Primeiro padre exorcista da Serra do RS assume função com fila de espera para atendimento

G1 — Brasil · 2026-08-24T11:58:08.000Z

Primeiro padre exorcista da Serra do RS assume função com fila de espera para atendimento

O primeiro padre nomeado exorcista na Serra Gaúcha explica que gritos, objetos que voam e forças sobrenaturais não fazem parte da sua atuação no cargo — pelo menos, não são a rotina. Daniel D'Agnoluzzo Zatti foi nomeado em julho para atuar no Ministério do Exorcismo da Diocese de Caxias do Sul. Ele é o primeiro padre da Serra Gaúcha nomeado para a função e já recebe procura por atendimentos.

Daniel afirma que os casos recebidos na maioria das vezes estão relacionados a questões emocionais e de saúde mental, e não a razões sobrenaturais.

"São muitas situações. Quadros psíquicos distintos, quadros de depressão profunda. Às vezes, ouvem barulhos dentro de casa e já acreditam que a explicação é o sobrenatural", diz.

Antes de qualquer ritual, o Ministério do Exorcismo faz uma investigação. Daniel montou uma equipe com profissionais da saúde, entre psicólogos e psiquiatras, para acompanhar os casos. O padre explica que o ritual de exorcismo só é considerado depois desse processo.

"Não é como o dos filmes. O ritual só acontece depois de um processo minucioso de discernimento que envolve profissionais da saúde mental, da área médica. Temos uma equipe que avalia em cada caso, acompanha desde o início", afirma.

A maior parte dos casos é encerrada nessa etapa de investigação.
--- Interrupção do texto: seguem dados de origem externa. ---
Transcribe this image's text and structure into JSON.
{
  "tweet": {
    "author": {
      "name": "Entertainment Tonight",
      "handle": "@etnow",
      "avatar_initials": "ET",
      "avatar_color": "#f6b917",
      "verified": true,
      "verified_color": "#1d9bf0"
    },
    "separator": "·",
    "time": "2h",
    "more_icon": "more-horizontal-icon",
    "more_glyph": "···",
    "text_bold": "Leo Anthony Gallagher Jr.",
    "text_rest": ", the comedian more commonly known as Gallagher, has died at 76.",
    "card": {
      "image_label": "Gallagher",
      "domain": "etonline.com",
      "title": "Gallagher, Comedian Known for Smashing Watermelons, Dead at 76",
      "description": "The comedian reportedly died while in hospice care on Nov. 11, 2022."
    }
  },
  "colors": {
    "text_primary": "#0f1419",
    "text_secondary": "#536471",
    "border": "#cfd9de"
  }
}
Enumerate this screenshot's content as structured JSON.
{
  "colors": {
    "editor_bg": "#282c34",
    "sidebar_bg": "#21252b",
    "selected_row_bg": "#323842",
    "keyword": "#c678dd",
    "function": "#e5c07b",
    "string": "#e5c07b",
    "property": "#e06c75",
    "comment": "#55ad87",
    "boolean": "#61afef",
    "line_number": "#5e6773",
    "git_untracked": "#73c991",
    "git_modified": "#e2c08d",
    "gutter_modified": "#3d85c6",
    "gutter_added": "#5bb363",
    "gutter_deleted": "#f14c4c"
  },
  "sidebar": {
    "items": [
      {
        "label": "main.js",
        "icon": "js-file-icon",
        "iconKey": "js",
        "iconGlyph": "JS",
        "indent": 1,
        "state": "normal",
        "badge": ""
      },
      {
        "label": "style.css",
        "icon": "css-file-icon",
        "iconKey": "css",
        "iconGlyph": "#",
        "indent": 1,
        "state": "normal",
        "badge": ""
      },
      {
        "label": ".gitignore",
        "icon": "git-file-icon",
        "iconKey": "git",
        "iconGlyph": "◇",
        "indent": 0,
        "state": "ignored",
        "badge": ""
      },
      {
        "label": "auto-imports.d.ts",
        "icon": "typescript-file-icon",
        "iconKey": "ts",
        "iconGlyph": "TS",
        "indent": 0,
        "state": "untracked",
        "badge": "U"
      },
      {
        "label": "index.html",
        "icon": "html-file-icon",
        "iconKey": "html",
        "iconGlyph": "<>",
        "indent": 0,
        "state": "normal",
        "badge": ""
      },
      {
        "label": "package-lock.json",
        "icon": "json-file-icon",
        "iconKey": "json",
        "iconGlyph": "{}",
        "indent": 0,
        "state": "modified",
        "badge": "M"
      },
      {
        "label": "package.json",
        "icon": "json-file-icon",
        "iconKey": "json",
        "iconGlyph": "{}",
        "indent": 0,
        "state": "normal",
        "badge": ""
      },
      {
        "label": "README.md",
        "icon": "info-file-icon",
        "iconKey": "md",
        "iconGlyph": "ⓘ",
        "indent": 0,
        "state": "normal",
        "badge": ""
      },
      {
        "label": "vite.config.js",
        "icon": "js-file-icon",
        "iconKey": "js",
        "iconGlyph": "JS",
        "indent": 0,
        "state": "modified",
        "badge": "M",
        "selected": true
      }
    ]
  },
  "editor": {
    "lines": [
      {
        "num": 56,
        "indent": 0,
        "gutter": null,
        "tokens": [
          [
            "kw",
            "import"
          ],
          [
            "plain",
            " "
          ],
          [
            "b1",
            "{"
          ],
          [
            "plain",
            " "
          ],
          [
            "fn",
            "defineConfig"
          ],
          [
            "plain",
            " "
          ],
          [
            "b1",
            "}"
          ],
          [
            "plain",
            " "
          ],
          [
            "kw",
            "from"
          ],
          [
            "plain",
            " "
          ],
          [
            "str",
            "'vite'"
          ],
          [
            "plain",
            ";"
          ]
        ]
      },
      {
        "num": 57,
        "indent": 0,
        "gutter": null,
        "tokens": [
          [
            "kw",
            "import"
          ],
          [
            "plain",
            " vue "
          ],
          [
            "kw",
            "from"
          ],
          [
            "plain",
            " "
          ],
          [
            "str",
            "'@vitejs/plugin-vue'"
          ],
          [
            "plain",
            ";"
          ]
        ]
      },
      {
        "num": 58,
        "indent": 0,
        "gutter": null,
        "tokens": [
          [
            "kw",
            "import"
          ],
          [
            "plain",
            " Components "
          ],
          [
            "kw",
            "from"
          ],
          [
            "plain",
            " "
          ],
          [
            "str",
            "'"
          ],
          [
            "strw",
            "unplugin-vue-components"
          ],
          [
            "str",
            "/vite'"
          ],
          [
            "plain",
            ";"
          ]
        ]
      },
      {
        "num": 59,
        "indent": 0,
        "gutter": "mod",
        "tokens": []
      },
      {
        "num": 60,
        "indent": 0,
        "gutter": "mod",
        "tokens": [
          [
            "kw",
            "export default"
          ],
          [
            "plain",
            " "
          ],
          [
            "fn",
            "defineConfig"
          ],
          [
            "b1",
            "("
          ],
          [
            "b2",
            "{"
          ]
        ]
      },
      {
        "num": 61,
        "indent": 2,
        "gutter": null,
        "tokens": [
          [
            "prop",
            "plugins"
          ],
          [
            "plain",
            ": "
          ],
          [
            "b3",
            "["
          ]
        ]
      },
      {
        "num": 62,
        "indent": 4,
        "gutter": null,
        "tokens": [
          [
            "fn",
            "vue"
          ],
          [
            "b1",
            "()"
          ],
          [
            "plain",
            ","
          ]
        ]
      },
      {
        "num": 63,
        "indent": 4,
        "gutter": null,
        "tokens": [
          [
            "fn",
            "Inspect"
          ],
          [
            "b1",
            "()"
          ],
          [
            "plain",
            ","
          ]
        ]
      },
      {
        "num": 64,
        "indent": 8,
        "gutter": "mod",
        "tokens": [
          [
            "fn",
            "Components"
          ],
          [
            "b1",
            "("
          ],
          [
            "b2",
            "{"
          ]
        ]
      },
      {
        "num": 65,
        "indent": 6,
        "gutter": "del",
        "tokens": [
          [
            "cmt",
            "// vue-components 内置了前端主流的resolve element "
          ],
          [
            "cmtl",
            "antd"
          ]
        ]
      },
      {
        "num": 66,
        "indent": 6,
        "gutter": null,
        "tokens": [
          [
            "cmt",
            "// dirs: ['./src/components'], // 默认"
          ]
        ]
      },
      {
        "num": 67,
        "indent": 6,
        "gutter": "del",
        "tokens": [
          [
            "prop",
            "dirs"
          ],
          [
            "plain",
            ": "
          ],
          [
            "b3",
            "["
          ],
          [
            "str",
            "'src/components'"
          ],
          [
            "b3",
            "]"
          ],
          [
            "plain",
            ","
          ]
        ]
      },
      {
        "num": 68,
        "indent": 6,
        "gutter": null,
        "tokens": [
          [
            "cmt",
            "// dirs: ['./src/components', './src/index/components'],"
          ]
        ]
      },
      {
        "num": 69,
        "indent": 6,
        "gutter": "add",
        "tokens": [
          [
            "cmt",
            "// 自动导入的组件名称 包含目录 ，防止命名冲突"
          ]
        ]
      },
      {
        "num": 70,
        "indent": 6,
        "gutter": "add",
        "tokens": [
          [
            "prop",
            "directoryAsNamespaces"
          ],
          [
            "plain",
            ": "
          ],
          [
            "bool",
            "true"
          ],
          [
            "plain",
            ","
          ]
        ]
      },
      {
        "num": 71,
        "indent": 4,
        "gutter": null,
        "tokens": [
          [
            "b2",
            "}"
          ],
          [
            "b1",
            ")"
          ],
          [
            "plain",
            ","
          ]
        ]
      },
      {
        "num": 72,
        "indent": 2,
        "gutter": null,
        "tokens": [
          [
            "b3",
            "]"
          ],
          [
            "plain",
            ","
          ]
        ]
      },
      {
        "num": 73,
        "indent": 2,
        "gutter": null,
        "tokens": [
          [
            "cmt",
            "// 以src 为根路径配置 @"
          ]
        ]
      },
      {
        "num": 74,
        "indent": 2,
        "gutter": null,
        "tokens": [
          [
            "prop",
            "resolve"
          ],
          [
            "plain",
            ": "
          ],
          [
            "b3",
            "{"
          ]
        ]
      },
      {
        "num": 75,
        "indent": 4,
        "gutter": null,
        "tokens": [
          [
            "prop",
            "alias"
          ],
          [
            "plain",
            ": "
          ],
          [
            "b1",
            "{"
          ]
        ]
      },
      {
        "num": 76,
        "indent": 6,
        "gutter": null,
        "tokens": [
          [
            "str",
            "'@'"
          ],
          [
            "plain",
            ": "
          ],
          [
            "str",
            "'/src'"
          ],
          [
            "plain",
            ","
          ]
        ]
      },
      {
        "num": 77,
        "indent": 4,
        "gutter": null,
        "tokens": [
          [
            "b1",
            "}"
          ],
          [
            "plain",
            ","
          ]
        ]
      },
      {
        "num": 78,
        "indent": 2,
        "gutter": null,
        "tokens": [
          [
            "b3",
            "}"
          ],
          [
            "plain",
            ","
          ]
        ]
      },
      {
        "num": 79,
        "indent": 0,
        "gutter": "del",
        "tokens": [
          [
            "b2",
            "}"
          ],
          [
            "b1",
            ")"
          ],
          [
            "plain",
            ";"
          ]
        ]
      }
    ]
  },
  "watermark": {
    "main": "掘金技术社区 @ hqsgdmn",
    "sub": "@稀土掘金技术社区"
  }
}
Segundo o padre, apenas entre 5% e 10% das pessoas que procuram o ministério chegam à etapa que envolve o exorcismo.

Diocese de Caxias do Sul nomeou o padre Daniel D'Agnoluzzo Zatti para atuar no Ministério do Exorcismo

Quais são os critérios para um exorcismo?

O padre segue o rito oficial de exorcismo publicado pelo Vaticano em 1998, que atualizou um protocolo de 1614. O documento estabelece critérios que podem indicar, segundo a Igreja Católica, uma possível ação de espírito maligno. Entre eles estão:

falar idiomas que a pessoa não conhece;

fornecer informações que, em princípio, não teria como saber;

demonstrar força física incompatível com as condições da pessoa;

apresentar aversão a símbolos sagrados.

Daniel ressalta que não existe uma fórmula para determinar se um caso é ou não sobrenatural.

"O discernimento não é simples, não há uma fórmula matemática que nos dá uma resposta objetiva. Ele também parte de uma leitura global da vida da pessoa", afirma.

"Ministério de caridade e misericórdia"

Mesmo convivendo com relatos de casos anteriores, o padre Daniel não sente medo do trabalho e define o exorcismo como uma prática voltada ao bem.

"É um meio extraordinário misteriosamente permitido por Deus. Não é derrota de Deus, mas é permissão de Deus para daí extrair um bem maior e também esse bem misterioso, embora em muitos momentos evidente", afirma.

Para o padre, é acima de tudo, uma forma de ajudar quem precisa.

"O Ministério do Exorcismo sobretudo se caracteriza como o ministério de caridade e de misericórdia. A pessoa nunca sai pior, ela sempre sai melhor do exorcismo", diz.